In order for us to talk of how we incorporate end-to-end testing inside Wix, let's also discuss how Wix's mobile app is architected. So, in a bird's-eye view, there are four types of parts which we build the app from. The first part is what we call the engine. It's the backbone of the application. It's an entity that includes all the native code and all the API registry for all the modules that are built on top of it, so they can communicate with one another and with the engine. The infrastructure libraries used with the engine, most of which are actually open source, and the engine itself are usually written in languages native to the platform, so it's Objective-C and Swift for iOS and Java and Kotlin for Android. And alongside, all this is wrapped with a unified JavaScript API.

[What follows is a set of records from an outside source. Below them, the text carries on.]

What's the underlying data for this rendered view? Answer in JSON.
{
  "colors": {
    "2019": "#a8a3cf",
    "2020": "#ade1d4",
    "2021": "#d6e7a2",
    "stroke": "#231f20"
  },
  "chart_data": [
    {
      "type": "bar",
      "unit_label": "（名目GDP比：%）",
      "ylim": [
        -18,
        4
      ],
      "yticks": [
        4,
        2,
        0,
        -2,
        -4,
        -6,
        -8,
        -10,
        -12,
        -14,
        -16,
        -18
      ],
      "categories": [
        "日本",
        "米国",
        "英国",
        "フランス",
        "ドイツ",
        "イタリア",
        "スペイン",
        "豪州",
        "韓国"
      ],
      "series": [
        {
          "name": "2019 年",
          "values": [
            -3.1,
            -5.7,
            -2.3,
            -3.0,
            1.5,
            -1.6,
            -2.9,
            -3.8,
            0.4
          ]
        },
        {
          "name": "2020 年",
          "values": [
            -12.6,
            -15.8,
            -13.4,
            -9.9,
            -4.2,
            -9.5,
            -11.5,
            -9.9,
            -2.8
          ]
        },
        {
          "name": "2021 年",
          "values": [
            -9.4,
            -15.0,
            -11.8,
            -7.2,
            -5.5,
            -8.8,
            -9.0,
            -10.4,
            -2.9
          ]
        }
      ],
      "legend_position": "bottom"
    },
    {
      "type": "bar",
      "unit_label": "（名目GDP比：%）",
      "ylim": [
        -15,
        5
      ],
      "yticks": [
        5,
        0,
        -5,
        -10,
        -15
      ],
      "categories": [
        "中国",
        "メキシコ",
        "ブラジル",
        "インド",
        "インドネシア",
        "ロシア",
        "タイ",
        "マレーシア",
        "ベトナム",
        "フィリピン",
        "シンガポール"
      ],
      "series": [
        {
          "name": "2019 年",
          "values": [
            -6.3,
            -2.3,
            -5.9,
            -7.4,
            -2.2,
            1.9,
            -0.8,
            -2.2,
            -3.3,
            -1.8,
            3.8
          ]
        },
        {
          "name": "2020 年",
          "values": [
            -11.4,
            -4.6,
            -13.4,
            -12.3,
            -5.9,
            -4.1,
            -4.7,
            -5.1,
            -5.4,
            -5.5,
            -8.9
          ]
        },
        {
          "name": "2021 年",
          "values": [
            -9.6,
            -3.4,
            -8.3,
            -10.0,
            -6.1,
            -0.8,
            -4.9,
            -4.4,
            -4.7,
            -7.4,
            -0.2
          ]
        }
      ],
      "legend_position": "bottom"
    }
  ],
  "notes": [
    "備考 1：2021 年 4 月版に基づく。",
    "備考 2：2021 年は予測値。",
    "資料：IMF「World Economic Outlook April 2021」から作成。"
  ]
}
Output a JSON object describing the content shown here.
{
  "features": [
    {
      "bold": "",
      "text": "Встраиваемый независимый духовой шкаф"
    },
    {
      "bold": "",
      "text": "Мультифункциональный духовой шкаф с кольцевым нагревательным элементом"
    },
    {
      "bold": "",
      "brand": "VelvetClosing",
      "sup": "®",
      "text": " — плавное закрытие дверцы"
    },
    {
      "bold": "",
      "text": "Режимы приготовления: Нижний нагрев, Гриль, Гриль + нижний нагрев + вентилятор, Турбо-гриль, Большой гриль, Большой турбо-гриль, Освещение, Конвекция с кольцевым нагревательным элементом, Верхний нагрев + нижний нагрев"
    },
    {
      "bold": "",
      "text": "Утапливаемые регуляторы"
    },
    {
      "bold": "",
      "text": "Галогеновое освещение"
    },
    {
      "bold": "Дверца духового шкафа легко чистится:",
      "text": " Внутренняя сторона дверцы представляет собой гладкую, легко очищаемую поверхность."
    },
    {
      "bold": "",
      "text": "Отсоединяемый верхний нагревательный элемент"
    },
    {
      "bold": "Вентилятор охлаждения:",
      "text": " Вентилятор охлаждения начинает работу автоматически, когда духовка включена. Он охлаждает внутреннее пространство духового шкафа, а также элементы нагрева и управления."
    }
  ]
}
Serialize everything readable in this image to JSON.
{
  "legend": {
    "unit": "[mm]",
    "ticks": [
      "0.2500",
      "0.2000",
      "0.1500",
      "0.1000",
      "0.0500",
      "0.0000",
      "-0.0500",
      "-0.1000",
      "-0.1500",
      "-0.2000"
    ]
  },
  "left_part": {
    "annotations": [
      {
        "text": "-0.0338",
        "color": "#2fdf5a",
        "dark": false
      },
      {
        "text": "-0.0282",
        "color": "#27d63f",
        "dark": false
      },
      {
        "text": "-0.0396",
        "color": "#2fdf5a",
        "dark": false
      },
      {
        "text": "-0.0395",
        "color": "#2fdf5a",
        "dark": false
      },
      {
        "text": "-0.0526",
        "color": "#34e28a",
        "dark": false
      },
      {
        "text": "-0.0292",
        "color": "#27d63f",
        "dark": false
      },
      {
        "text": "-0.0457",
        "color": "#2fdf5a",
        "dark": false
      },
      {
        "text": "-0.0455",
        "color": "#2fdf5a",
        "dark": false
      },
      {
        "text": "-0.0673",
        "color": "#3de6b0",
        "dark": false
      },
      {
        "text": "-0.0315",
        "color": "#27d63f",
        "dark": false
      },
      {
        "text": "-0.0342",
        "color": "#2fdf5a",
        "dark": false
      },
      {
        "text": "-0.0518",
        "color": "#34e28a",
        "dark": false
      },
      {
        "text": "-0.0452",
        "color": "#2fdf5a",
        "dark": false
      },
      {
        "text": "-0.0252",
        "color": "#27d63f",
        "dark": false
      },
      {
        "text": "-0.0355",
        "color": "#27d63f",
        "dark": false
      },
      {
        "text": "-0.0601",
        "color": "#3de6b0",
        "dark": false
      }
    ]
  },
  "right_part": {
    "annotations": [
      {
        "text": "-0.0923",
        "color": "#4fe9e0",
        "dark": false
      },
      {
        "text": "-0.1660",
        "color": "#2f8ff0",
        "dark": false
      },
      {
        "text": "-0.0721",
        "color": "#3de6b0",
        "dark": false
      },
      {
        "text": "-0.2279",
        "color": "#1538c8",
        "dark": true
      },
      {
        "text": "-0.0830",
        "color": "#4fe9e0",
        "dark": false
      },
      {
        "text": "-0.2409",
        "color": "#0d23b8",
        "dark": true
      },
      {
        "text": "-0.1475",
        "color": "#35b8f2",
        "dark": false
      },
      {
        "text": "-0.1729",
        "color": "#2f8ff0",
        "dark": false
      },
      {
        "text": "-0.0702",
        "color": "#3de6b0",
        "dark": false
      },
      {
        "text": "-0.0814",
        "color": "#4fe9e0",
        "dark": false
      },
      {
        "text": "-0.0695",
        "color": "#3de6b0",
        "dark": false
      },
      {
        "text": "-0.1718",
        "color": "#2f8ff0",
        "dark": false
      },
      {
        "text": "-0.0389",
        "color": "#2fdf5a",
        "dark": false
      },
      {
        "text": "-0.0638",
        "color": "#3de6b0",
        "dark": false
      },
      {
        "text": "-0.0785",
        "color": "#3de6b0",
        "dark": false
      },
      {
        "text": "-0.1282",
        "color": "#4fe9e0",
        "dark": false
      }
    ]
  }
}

The second type is our UI library, aka React Native UILib. This is an open source project, and this is the project which all the UI is built on top of, including, and it includes a lot of JavaScript and native components. Module is a single product. It's a blog or we have a lot of them in the app. These are, this can be a blog, store manager, CRM, chat, we have a few of those, and those expose an API of itself to consumers, and also it consumes the engines API. Also, it consumes, of course, UILIB to build its own UI, and other modules, of course. This is the actual product implementation. Here we'll have most of the screens, and the business logic, and all of those will be defined inside a module. And the fourth type is some other libraries, either if it's open or a closed source. These are somewhat disconnected from the release process, actually, because they are inherently just transitive dependencies of the above mentioned parts. New releases are being updated manually with those, mostly through PRs to the engine, to UI lib or a module. And regarding testing, they're being tested and treated separately with their own build, with their own test suites. Each of those parts has its own independent CI process, and when everything looks good to us, a new version can be published for everyone to use. The final stage is to take all of those with your configuration files and build one big binary that includes everything. And this is the app released to Google Play and the App Store.
Now that we have a slight overview of how everything is laid out, let's discuss testing. I will not discuss unit tests because those, though we have a lot of them in all the projects and they run all the time, but they mostly are very easy to run and they're very, very cheap to run. On the end-to-end side, we differentiate between a few types of tests and split those into a few test suites and execute them in different timings and different stages of the development cycle. Here are four types of end-to-end tests that we have. So the first one will be production end-to-end. Those are fully functional, those run on fully functional app with very minimal mocking. Wix use a lot of experiments and A-B tests all around, and with this type of tests, we want to make sure that we get the same features and tests on every test execution because they can differ on different runs of the app. So we developed an experiment override mechanism that enables configuration of predefined experiments blob and at the beginning of every test, and this launches the app with these experiments running, thus ensuring that we never get different behavior while the app is under a test.